Pela manhã, ao ritmo a que a cidade acorda e ainda com a cara com que dormiram, umas centenas de caldenses arrastam-se até ao terminal rodoviário, de onde partirão para mais um dia de trabalho ou de estudo, na capital. São os passageiros da Rápida!
Conhecem-se quase todos – companheiros involuntários dessa peregrinação pagã, pelo pão-nosso-de-cada dia do corpo ou do intelecto – alguns há décadas, outros há escassas semanas, e entre eles existe uma espécie de cumplicidade subterrânea de frequentadores habituais de uma azinhaga longa e sombria.
Ali chegados, sem palavras e sem se olharem, formam uma fila disciplinada segundo a regra consuetudinária do bom senso e da ordem e aguardam soturnamente a chegada do autocarro.
Em dia de folga, quando se cruzam fora do terminal, trocam olhares cheios de subentendidos, onde não falta uma ligeira distensão do pescoço, um imperceptível levantar de sobrancelha e um encolher de ombros – equivalência quase literal de um: ‘Livra, hoje safámo-nos!’.
Coisa diferente, são os encontros em tempos de férias – mormente se for na praia – em que num rasgado sorriso, a verem-se-lhes os dentes e a alma – os companheiros de viagem se saúdam, lançando vivas ao interregno, como se tivessem, de uma vez por todas, ganhado a batalha da locomoção forçada.
Às vezes, passageiros de olhar apreensivo, geralmente casais de meia-idade, destacam-se por não conhecerem a regra da fila, ignorarem a diferença entre o Expresso e a Rápida e procurarem comprar o bilhete ao motorista – no que são prontamente esclarecidos, com mais ou menos bonomia, mais ou menos condescendência, pelos costumeiros.
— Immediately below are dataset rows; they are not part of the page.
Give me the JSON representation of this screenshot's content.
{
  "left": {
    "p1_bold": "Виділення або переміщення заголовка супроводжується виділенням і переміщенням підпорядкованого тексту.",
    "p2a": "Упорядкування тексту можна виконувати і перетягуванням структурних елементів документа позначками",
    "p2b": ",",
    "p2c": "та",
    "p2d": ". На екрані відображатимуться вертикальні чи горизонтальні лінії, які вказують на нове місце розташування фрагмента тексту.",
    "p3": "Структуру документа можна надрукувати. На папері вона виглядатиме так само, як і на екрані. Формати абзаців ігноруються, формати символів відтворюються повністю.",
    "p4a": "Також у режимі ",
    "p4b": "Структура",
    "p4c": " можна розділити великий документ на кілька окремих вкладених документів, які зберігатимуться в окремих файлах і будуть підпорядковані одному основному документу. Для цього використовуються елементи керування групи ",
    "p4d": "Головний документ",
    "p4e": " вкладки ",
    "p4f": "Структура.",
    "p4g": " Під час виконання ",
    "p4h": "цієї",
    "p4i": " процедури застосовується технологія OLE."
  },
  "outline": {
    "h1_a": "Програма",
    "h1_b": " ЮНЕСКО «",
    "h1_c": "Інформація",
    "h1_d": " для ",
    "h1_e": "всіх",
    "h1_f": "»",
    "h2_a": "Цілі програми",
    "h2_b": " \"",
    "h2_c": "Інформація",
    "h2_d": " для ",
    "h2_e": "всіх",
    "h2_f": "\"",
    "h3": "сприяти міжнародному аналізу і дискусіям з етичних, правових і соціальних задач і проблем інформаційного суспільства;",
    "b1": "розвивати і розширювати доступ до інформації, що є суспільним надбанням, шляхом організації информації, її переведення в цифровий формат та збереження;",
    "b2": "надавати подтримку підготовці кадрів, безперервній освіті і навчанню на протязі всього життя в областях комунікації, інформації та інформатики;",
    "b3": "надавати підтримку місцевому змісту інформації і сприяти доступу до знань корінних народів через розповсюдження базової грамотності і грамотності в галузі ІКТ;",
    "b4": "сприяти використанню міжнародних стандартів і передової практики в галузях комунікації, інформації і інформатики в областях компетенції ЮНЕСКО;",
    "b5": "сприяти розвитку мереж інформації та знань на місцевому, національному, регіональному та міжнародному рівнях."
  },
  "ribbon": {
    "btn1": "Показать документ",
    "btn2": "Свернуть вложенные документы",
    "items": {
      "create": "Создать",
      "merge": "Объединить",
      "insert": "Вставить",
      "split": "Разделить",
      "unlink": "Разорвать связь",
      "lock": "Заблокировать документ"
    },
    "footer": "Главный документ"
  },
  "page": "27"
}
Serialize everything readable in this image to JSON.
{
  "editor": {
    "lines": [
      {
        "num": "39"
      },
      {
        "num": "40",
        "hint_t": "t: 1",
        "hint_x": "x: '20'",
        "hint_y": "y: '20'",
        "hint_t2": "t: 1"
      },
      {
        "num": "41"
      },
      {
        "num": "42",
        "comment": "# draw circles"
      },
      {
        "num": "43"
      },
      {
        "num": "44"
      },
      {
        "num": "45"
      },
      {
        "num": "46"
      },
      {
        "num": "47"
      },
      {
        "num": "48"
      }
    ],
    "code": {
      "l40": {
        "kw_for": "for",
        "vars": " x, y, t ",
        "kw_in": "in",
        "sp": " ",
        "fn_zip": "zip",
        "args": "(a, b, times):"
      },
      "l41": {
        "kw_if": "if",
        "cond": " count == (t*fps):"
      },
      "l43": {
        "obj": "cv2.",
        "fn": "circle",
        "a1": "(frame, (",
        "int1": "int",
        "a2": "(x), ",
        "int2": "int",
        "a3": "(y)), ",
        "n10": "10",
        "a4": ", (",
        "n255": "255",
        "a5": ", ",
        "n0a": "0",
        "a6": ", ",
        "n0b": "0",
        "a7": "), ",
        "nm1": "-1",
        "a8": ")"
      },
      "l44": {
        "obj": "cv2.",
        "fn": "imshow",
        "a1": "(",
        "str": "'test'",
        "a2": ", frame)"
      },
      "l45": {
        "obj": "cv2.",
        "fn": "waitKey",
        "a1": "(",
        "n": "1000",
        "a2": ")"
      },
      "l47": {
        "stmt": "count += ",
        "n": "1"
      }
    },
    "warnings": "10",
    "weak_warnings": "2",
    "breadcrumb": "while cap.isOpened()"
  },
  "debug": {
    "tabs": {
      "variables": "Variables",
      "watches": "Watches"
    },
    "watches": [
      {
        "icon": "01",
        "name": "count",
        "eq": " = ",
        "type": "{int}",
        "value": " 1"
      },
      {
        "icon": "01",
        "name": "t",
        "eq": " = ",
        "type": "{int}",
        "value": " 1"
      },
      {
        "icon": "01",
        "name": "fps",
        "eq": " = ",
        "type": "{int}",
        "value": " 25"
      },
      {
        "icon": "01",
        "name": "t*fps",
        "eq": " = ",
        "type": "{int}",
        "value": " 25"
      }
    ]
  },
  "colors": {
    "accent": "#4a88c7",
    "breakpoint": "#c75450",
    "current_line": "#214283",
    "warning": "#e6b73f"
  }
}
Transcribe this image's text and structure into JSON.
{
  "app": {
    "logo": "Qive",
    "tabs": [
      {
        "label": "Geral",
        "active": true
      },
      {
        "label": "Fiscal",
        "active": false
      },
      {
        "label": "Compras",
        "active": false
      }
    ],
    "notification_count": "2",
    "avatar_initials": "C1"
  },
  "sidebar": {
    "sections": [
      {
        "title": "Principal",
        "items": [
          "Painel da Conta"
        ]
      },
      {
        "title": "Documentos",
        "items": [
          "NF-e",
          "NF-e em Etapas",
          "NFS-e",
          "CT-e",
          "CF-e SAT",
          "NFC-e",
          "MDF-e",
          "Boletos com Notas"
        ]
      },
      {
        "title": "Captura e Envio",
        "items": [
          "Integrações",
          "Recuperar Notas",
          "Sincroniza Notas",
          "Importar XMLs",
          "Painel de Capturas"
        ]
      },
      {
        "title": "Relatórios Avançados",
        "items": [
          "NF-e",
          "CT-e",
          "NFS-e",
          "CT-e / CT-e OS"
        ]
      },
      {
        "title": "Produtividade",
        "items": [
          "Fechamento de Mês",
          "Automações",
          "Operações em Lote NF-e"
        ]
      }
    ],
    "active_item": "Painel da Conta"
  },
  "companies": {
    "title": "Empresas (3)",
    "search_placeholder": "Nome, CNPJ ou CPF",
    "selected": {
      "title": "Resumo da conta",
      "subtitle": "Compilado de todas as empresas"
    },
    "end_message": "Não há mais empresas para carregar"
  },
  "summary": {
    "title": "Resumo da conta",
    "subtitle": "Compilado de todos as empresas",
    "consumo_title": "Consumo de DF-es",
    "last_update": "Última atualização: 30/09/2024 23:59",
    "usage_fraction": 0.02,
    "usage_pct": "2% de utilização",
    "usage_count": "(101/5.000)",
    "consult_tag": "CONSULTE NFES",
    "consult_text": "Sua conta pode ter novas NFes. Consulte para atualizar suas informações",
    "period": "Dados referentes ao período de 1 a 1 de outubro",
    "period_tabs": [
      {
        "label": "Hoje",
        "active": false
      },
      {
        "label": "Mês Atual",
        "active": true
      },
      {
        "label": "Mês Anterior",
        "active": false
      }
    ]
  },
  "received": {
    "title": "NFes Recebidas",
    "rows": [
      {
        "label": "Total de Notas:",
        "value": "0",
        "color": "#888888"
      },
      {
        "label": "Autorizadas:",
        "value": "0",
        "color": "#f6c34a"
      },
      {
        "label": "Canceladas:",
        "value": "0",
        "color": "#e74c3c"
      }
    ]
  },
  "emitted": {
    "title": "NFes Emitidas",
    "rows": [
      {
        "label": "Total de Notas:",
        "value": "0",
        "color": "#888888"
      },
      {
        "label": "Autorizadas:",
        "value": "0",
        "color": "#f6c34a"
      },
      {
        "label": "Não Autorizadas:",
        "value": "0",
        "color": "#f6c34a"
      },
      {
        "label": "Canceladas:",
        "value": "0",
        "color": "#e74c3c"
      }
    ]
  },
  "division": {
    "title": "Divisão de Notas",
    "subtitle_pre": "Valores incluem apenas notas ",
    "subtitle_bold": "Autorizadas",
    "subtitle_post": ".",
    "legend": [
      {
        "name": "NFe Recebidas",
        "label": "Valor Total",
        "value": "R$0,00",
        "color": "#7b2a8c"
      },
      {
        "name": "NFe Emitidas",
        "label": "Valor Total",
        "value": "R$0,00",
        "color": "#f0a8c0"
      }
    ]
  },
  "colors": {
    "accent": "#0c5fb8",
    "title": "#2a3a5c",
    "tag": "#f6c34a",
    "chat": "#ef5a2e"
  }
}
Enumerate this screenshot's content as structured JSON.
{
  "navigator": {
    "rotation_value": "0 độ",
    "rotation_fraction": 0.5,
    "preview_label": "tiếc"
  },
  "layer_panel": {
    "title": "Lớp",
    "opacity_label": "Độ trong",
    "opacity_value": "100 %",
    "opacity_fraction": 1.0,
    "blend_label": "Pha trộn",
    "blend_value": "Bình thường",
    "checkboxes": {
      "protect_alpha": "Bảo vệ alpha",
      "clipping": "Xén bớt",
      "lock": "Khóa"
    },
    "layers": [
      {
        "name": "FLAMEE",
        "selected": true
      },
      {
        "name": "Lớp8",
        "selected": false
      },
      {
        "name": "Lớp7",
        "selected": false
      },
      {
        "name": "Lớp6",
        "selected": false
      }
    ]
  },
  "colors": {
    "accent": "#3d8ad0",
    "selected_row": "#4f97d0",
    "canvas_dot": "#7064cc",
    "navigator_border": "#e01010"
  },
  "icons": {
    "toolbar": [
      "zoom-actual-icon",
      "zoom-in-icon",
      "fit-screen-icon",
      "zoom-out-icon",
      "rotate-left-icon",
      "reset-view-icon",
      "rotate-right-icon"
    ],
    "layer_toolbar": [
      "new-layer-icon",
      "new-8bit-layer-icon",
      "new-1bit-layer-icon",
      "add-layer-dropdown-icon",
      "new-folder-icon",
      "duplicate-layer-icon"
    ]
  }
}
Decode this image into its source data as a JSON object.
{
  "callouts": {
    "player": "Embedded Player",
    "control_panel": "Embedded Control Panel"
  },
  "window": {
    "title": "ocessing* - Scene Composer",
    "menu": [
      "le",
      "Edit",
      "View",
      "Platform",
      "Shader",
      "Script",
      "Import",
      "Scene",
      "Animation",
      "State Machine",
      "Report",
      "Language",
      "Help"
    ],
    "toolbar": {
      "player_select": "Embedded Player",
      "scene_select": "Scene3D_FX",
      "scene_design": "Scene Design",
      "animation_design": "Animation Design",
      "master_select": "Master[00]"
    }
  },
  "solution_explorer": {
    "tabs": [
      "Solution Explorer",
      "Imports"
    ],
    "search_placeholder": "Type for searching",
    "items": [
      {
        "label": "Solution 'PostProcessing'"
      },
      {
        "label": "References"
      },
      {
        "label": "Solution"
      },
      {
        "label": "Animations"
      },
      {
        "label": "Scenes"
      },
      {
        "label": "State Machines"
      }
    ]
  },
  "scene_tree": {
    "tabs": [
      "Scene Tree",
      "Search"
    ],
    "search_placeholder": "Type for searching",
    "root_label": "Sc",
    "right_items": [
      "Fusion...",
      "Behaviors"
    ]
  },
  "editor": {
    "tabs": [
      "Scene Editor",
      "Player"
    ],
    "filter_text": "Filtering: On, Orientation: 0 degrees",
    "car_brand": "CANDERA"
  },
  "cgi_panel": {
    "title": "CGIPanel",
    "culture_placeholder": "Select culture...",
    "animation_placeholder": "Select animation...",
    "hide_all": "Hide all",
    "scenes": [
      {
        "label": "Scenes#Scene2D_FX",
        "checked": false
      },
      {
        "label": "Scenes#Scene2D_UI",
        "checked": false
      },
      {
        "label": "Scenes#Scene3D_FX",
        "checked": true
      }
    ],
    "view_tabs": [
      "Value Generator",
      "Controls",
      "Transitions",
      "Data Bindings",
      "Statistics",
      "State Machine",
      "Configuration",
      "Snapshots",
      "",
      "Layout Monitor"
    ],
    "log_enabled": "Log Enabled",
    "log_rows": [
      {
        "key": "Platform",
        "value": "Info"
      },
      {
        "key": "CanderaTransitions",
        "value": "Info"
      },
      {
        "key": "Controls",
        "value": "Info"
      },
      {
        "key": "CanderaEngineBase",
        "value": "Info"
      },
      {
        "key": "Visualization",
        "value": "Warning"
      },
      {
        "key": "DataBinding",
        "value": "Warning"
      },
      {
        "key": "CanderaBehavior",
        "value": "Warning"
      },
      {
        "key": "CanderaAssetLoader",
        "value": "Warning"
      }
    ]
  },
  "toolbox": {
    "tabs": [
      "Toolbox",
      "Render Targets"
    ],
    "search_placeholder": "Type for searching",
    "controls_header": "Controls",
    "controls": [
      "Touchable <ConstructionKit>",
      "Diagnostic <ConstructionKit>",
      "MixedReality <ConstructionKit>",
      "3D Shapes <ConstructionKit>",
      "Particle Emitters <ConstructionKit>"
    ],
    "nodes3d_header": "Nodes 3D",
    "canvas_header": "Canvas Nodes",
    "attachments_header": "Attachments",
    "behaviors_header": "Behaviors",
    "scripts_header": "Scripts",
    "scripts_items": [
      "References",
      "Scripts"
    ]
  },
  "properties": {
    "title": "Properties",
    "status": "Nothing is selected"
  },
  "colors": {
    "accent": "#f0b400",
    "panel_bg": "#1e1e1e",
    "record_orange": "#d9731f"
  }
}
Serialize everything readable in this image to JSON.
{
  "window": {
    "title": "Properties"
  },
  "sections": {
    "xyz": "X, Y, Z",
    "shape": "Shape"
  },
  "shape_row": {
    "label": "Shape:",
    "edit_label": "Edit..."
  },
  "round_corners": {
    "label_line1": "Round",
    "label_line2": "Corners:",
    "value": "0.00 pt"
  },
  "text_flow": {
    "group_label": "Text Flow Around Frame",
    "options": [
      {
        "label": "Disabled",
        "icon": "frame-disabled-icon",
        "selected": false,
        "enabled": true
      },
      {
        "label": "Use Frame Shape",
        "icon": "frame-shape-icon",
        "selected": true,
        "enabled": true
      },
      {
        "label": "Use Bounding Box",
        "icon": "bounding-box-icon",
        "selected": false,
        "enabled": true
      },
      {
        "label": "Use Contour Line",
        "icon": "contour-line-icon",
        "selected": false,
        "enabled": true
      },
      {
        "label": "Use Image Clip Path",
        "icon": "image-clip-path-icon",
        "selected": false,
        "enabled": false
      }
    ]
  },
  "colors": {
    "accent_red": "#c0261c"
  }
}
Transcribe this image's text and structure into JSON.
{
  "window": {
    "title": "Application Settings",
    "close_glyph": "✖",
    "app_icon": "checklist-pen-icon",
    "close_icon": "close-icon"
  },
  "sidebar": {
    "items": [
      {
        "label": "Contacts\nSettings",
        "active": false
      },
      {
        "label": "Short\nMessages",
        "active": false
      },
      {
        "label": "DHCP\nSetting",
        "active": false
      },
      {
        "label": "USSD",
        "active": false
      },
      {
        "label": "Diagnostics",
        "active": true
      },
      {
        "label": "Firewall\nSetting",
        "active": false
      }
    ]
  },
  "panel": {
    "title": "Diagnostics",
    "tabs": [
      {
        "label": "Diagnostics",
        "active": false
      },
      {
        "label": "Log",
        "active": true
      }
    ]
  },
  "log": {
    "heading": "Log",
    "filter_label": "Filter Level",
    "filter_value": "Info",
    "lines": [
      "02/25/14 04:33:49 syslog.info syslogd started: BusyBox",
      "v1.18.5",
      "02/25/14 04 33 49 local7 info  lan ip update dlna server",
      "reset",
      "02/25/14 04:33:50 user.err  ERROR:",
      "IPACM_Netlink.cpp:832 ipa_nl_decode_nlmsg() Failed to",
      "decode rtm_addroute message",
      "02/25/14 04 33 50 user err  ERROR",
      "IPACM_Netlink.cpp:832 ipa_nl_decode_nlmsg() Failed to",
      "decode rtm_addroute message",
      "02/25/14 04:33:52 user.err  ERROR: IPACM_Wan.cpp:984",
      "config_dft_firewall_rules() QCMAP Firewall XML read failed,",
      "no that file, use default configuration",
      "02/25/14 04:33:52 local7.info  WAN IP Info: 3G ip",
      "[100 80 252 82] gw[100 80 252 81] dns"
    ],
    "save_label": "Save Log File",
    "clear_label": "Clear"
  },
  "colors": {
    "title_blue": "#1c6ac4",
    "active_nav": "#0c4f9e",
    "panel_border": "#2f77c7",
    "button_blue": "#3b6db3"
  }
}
São ‘o pessoal das consultas’ e não suspeitam de como a sua presença opera o milagre de fazer com que um árduo dia de trabalho surja, afinal, como um privilégio e uma bênção dignos do maior reconhecimento.
No final do dia, simultaneamente esgotados e lestos – num paradoxo que só os próprios entendem, lá se devolvem a casa, prontos para tomar as rédeas das suas vidas, pelo menos até à madrugada do dia seguinte, salvo, claro está, se for sexta-feira ou véspera de feriado, em que durante umas gloriosas quarenta e oito horas serão as mais bem-aventuradas criaturas sobre a terra.
E assim, esta verdadeira comunidade, apesar de fortuita e aleatória, corporiza mais um quadro do recorte de luz e sombra do quotidiano da nossa terra; do movimento pendular ao ritmo do qual a cidade respira e vai traçando a sua pequena História.